UHF. VHF. Today marks a milestone in television history. It’s the day the analog signal goes away. Forever.
I remember as a kid the stuff I would rig just to pull in stations from far away. It was a passion. It was the 1970′s and technology was yet to pass me by. I understood how things worked. I would prove to myself and my friends that my dad’s reluctance to get cable TV wouldn’t hinder my ability to get shows like “Alfred Hitchcock Presents” “Ultraman” and “Time Tunnel.” With coaxial cable and wire clothes hangers and fishing wire I’d create a sort of middle ages technology Steve Jobs would admire. I wasn’t going to let the $7.95 my dad refused to pay each month spoil my fun.

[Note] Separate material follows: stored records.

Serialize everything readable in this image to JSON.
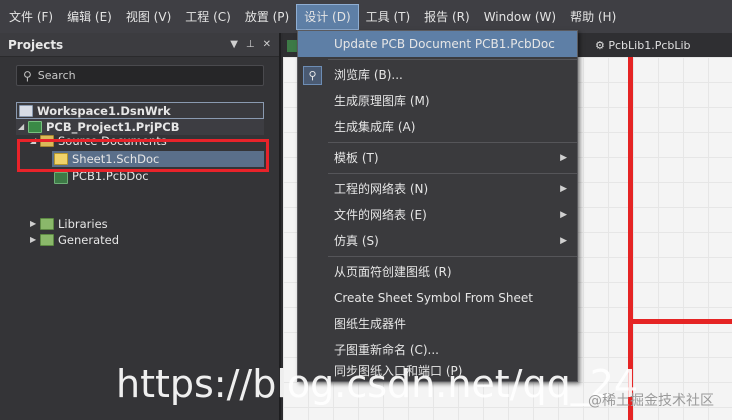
{
  "menubar": {
    "items": [
      "文件 (F)",
      "编辑 (E)",
      "视图 (V)",
      "工程 (C)",
      "放置 (P)",
      "设计 (D)",
      "工具 (T)",
      "报告 (R)",
      "Window (W)",
      "帮助 (H)"
    ]
  },
  "projects": {
    "title": "Projects",
    "search_placeholder": "Search",
    "tree": {
      "workspace": "Workspace1.DsnWrk",
      "project": "PCB_Project1.PrjPCB",
      "source_documents": "Source Documents",
      "sheet": "Sheet1.SchDoc",
      "pcb": "PCB1.PcbDoc",
      "libraries": "Libraries",
      "generated": "Generated"
    }
  },
  "doc_tabs": {
    "pcblib": "PcbLib1.PcbLib"
  },
  "design_menu": {
    "items": [
      "Update PCB Document PCB1.PcbDoc",
      "浏览库 (B)...",
      "生成原理图库 (M)",
      "生成集成库 (A)",
      "模板 (T)",
      "工程的网络表 (N)",
      "文件的网络表 (E)",
      "仿真 (S)",
      "从页面符创建图纸 (R)",
      "Create Sheet Symbol From Sheet",
      "图纸生成器件",
      "子图重新命名 (C)...",
      "同步图纸入口和端口 (P)"
    ]
  },
  "watermark": {
    "url": "https://blog.csdn.net/qq_24",
    "site": "@稀土掘金技术社区"
  },
  "colors": {
    "highlight": "#5e7fa6",
    "annotation_red": "#e8232a"
  }
}
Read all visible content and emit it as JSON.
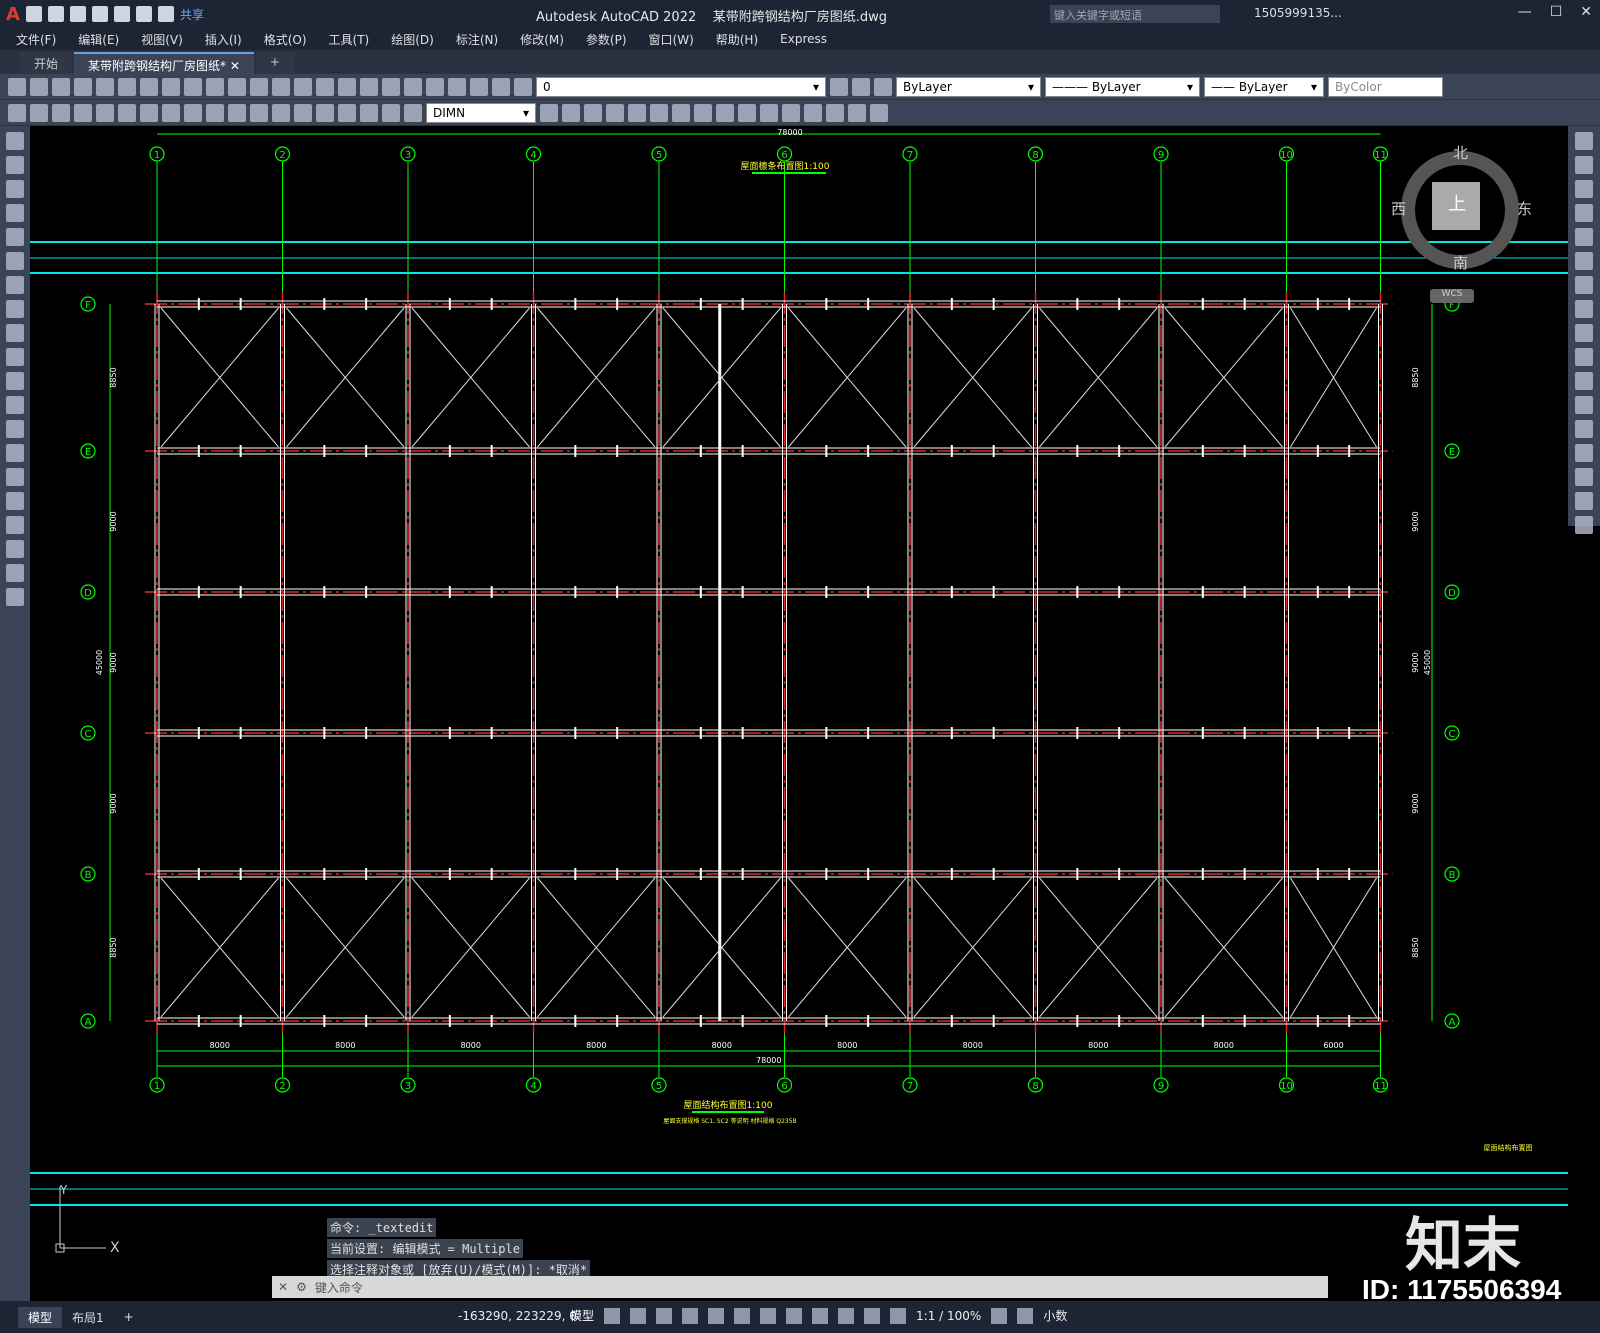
{
  "title": {
    "app": "Autodesk AutoCAD 2022",
    "file": "某带附跨钢结构厂房图纸.dwg",
    "share": "共享",
    "search_placeholder": "键入关键字或短语",
    "user": "1505999135..."
  },
  "menu": [
    "文件(F)",
    "编辑(E)",
    "视图(V)",
    "插入(I)",
    "格式(O)",
    "工具(T)",
    "绘图(D)",
    "标注(N)",
    "修改(M)",
    "参数(P)",
    "窗口(W)",
    "帮助(H)",
    "Express"
  ],
  "tabs": {
    "start": "开始",
    "doc": "某带附跨钢结构厂房图纸*"
  },
  "toolbar": {
    "layer": "0",
    "color": "ByLayer",
    "linetype": "ByLayer",
    "lineweight": "ByLayer",
    "plotstyle": "ByColor",
    "dimstyle": "DIMN"
  },
  "viewcube": {
    "north": "北",
    "south": "南",
    "east": "东",
    "west": "西",
    "face": "上",
    "wcs": "WCS"
  },
  "drawing": {
    "top_title": "屋面檩条布置图1:100",
    "bottom_title": "屋面结构布置图1:100",
    "note": "屋面支撑规格 SC1, SC2 等说明 材料规格 Q235B",
    "corner_label": "屋面结构布置图",
    "total_dim": "78000",
    "height_dim": "45000",
    "col_labels": [
      "1",
      "2",
      "3",
      "4",
      "5",
      "6",
      "7",
      "8",
      "9",
      "10",
      "11"
    ],
    "row_labels": [
      "F",
      "E",
      "D",
      "C",
      "B",
      "A"
    ],
    "bay_dims": [
      "8000",
      "8000",
      "8000",
      "8000",
      "8000",
      "8000",
      "8000",
      "8000",
      "8000",
      "6000"
    ],
    "row_dims": [
      "8850",
      "9000",
      "9000",
      "9000",
      "8850"
    ]
  },
  "command": {
    "line1": "命令: _textedit",
    "line2": "当前设置: 编辑模式 = Multiple",
    "line3": "选择注释对象或 [放弃(U)/模式(M)]: *取消*",
    "placeholder": "键入命令"
  },
  "status": {
    "model_tab": "模型",
    "layout_tab": "布局1",
    "coords": "-163290, 223229, 0",
    "model": "模型",
    "scale": "1:1 / 100%",
    "units": "小数"
  },
  "watermark": {
    "id": "ID: 1175506394",
    "logo": "知末"
  }
}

Through the snowy, staticky signal with the vertical hold barely holding I got my fill of Japanese monsters and spooky, shadowy figures and oddball cartoons like “Clutch Cargo,” much to my dad’s chagrin.
The analog signal. It was my personal challenge to master it. It was my calling in life to harness the power of the homemade apparatus and watch shows from outside my specific viewing area in Northeastern Pennsylvania and dare luxuriate in a backwash of high-powered entertainment from NYC, Philadelphia, and Binghamton, New York — and on one rare occasion when I was at the peak of my covert powers, Washington DC.
Then, after years of begging, reverse psychology, and Academy Award winning passive-aggressive behavior, I returned from school one day to find a cable TV truck parked in front of our house. My jaw dropped.
Now I could watch the Yankees, Mets, and my beloved Phillies without the aid of Frankenstein’s lab. We had hit the big time…the legit world.
My dad and his brothers owned a movie theatre – the place I grew up in. It was wonderful and I wouldn’t trade it in for anything. But TV – and especially cable TV was the competition – “the evil, dark side” as dad called it. But dad knew how much I loved watching baseball and old sci-fi flicks, and Japanese cartoons and spy thrillers. I suspect he enjoyed those things too.
And so, I said goodbye to my analog signal, sort of, that day…way back in 1977.
But there was a comfort in knowing it was still there. I had peace of mind knowing that if I had to, if I really had to use my jury rigging skills to find forbidden entertainment I could still do it — through the airwaves.
But, alas, today is the day it all goes away forever. June 12, 2009. Mark it down folks. The final day. Moved from the original February 17 proposed date, June 12 will forever be the day that everyone, young and old must succumb to digital television via cable or satellite.
After today, the days of picking up a signal out of the air will be gone. And no wire clothes hanger or coaxial cable or fishing wire is going to make a damn bit of difference.
Because – there’s nothing out there. Nothing but snow and static, and the shadows of our childhood.